Beijing: China said on Monday it successfully carried out a strategic missile test in the Pacific Ocean as part of its annual military training programme, after several Pacific nations confirmed they had been notified in advance of the launch.

Chinese Foreign Ministry spokesperson Wang Wenbin said the missile test was a routine component of the country’s yearly military exercises and that relevant countries had been informed beforehand.

“This missile test launch is a routine arrangement of China’s annual military training, and relevant countries were informed in advance,” Wang said.

Later, the Chinese navy announced that at 12:01 pm on July 6, a strategic nuclear submarine of the People’s Liberation Army Navy launched a strategic missile carrying a simulated training warhead into the Pacific Ocean.

According to navy spokesperson Wang Xuemeng, the missile accurately struck its designated target area in the high seas of the Pacific.

The launch took place on the same day China and Russia were scheduled to begin their annual joint naval exercises off the eastern Chinese port city of Qingdao.
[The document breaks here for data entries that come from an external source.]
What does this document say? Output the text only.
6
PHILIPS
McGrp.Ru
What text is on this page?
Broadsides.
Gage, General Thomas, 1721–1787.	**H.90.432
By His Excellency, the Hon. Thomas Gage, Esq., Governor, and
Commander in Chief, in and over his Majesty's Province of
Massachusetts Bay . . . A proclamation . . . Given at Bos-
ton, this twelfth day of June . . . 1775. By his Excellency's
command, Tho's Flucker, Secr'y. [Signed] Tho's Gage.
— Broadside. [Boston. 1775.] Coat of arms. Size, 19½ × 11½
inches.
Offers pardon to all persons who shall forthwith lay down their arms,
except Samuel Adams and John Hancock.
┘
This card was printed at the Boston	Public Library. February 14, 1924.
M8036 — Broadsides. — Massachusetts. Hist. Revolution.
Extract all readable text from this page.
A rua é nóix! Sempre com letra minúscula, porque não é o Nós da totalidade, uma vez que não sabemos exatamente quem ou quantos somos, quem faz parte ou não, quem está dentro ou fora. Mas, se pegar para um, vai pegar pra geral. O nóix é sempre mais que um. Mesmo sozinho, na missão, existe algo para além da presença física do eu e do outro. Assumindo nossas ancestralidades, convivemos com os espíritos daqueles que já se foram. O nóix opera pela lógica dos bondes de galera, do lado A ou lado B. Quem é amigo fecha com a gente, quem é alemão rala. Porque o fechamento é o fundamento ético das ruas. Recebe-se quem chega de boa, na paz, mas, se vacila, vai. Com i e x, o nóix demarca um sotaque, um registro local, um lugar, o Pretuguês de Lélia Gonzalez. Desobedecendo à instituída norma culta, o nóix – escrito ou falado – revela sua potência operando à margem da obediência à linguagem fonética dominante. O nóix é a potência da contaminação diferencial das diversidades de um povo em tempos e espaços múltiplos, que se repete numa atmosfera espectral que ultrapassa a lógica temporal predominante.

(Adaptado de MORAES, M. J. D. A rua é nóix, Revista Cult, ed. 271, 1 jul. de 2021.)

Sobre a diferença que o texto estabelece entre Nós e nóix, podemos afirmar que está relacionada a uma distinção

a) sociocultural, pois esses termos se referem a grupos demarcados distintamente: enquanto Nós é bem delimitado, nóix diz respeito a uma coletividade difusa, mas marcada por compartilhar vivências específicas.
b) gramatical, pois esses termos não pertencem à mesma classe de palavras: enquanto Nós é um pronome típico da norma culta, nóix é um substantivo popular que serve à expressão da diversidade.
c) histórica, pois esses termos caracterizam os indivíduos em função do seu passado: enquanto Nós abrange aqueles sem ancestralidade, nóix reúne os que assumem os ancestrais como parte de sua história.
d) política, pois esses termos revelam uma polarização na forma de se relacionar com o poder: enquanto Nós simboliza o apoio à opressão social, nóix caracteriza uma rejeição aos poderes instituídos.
It was not immediately clear whether the missile test was connected to those drills.

Earlier on Monday, Papua New Guinea’s Foreign Minister Justin Tkatchenko confirmed that Beijing had informed his government about the planned missile launch.

“Yes, China has briefed me. I was personally called by the Chinese ambassador,” Tkatchenko told AFP.

A New Zealand government source also confirmed that Wellington had received advance notification from China regarding an upcoming intercontinental ballistic missile (ICBM) test, although officials did not disclose the missile’s intended impact area.

The latest launch follows China’s long-range missile test in September 2024, when the country’s Rocket Force fired a missile carrying a dummy warhead into waters near French Polynesia. Analysts at the time identified it as likely a Dong Feng-31 missile, an advanced system capable of carrying a thermonuclear warhead.

The missile landed in a section of the Pacific designated as a nuclear-free zone under an international treaty, marking China’s first long-range missile launch over international waters in more than four decades.

Last month, AFP also reported that New Zealand’s Defence Force had warned in an internal assessment that China’s expanding naval operations and ballistic missile tests were likely to become a “persistent” feature of the Pacific region.